This Little Light of Mine

The Tulsa, Oklahoma Alumnae Club held their annual luncheon to honor Diamond, Golden and Silver Arrows at the Little Light House (LLH) facility in town. But the connection between LLH and Pi Beta Phi goes much deeper than the annual event. According to its website, Missouri Gamma Marcia Mitchell and her husband, Phil, were searching for a service that could help their daughter with special needs in early life learning. When they could not find a service in the Tulsa area, they embarked on a journey to develop a special program for children, thus they opened the Little Light House.

The LLH’s mission is “to glorify God by improving the quality of life for children with special needs, their families, and their communities.” I was thrilled to learn there are a number of Pi Phi sisters who work in this facility. One of the outstanding teachers I met during my visit was Purple Class Teacher Kimberley Carter Hechtner, Oklahoma Beta.

Kimberley learned about LLH from fellow Oklahoma Beta Lauren Uhlenhop Gebhard, who moved to Tulsa to start a speech pathology masters program. The two women met at Oklahoma State University when they worked as home teachers for Oklahoma Beta Pam Knox Carpenter’s son, who has autism. They shared a passion for working with children with disabilities. Lauren mentioned LLH on social media, which intrigued Kimberley, so she contacted Lauren for more information. In June 2014, just two weeks after graduation, Kimberley moved to Tulsa to work on the Educational Service Team.

Kimberley is currently the Purple Class Lead Teacher. In the Purple Class, they are focused on preschool readiness, so Kimberley works primarily with three to six year old students in classes of up to 12 children.
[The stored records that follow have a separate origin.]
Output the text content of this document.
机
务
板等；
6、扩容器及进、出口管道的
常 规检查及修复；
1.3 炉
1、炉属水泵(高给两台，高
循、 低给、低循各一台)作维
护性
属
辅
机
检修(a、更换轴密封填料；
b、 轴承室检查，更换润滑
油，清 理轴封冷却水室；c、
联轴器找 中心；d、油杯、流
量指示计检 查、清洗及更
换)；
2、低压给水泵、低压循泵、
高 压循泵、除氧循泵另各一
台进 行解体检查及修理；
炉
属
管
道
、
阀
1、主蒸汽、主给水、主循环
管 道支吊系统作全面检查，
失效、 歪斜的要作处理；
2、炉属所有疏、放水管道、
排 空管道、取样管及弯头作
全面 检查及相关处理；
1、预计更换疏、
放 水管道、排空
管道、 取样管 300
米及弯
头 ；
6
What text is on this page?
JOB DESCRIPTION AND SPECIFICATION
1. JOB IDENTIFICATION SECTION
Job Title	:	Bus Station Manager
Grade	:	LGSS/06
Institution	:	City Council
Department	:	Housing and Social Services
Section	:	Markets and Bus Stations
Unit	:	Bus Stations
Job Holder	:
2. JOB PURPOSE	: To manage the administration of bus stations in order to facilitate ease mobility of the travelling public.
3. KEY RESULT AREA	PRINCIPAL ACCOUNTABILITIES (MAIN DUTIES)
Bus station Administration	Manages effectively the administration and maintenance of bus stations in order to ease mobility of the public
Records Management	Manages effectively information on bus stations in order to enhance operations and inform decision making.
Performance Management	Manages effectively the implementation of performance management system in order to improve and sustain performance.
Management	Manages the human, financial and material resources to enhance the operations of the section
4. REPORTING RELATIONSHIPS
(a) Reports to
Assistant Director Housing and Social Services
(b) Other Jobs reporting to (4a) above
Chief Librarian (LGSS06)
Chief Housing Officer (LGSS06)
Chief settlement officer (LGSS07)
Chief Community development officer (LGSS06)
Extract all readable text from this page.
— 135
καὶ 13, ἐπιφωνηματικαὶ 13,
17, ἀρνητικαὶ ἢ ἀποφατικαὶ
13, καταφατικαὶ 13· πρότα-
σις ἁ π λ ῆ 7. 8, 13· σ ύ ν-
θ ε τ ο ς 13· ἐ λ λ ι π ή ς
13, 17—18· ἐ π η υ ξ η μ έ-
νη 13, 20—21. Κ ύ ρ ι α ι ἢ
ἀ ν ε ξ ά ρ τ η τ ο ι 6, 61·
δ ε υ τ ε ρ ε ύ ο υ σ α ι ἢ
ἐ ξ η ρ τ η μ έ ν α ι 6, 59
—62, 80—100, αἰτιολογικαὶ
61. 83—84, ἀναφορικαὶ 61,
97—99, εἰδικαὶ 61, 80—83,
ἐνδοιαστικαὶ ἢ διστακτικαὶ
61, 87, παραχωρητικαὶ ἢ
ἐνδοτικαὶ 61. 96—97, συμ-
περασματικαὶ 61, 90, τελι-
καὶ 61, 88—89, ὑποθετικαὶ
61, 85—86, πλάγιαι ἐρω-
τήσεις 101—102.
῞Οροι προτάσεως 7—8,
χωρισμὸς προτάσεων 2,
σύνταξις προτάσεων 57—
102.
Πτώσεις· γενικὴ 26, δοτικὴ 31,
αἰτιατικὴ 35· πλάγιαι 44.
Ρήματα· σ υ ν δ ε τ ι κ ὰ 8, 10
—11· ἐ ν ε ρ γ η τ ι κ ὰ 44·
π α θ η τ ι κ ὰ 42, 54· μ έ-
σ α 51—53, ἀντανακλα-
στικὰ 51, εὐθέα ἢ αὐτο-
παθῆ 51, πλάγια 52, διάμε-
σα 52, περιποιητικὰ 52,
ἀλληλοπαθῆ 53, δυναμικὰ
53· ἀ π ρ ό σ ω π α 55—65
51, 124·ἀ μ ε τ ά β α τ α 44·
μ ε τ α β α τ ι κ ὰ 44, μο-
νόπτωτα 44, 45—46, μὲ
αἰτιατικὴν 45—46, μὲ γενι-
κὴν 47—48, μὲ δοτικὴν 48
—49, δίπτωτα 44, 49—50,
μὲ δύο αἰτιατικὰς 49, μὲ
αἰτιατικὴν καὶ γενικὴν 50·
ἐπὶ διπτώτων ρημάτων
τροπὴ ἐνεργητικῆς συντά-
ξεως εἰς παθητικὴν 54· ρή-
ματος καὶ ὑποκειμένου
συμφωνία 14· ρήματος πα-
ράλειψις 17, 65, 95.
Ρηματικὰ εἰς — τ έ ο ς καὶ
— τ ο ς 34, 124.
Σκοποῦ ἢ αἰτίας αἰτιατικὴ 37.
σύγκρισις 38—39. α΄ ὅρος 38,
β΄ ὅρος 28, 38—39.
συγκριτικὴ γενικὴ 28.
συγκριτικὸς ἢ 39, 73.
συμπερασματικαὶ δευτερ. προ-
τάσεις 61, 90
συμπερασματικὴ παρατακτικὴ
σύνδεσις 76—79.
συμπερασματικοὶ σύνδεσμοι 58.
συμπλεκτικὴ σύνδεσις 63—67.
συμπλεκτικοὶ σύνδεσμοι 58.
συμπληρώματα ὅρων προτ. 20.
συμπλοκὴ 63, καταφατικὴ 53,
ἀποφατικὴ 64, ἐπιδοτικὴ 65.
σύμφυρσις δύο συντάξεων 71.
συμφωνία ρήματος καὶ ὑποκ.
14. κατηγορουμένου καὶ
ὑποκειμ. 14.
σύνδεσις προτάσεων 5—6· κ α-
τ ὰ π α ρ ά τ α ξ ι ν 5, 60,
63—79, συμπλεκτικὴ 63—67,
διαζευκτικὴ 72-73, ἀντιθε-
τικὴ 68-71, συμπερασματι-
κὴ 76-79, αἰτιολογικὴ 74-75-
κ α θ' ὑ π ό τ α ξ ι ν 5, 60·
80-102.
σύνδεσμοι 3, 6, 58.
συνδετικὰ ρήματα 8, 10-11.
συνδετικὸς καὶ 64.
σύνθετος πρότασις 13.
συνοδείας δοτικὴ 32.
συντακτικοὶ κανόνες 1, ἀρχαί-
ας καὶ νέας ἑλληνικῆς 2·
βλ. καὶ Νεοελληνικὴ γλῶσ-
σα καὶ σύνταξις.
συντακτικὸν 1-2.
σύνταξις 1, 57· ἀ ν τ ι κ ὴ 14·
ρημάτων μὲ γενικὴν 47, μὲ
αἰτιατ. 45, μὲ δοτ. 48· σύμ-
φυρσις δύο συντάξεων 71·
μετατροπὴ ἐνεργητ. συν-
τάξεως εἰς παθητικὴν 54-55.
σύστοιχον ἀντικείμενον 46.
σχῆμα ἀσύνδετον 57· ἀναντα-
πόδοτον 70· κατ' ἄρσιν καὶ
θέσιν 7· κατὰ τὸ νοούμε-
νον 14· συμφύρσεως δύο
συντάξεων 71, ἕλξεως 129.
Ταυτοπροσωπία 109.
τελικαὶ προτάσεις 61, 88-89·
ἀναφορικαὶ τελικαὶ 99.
Kimberley’s teaching plan includes pre-reading skills, pre-writing and pre-math. Additionally, she helps her students with life skills like figuring what a new classroom environment may look like as they go from one classroom to another, greeting and welcoming others and telling information about themselves.

“Some days I am overwhelmed at how much I want to give my kids,” Kimberley said. “But then I think about God’s mission for my life and the school. God wants to change their lives and use me to teach them … but they have taught me way more than I taught them.” Whether it is utilizing tracing to strengthen a student’s eye control to playing pretend to help a student reach social goals, Kimberley strives to prepare her students the best she can. But she does not do it alone. Kimberley praised the amazing team of therapists, speech pathologists and associates she works with at LLH.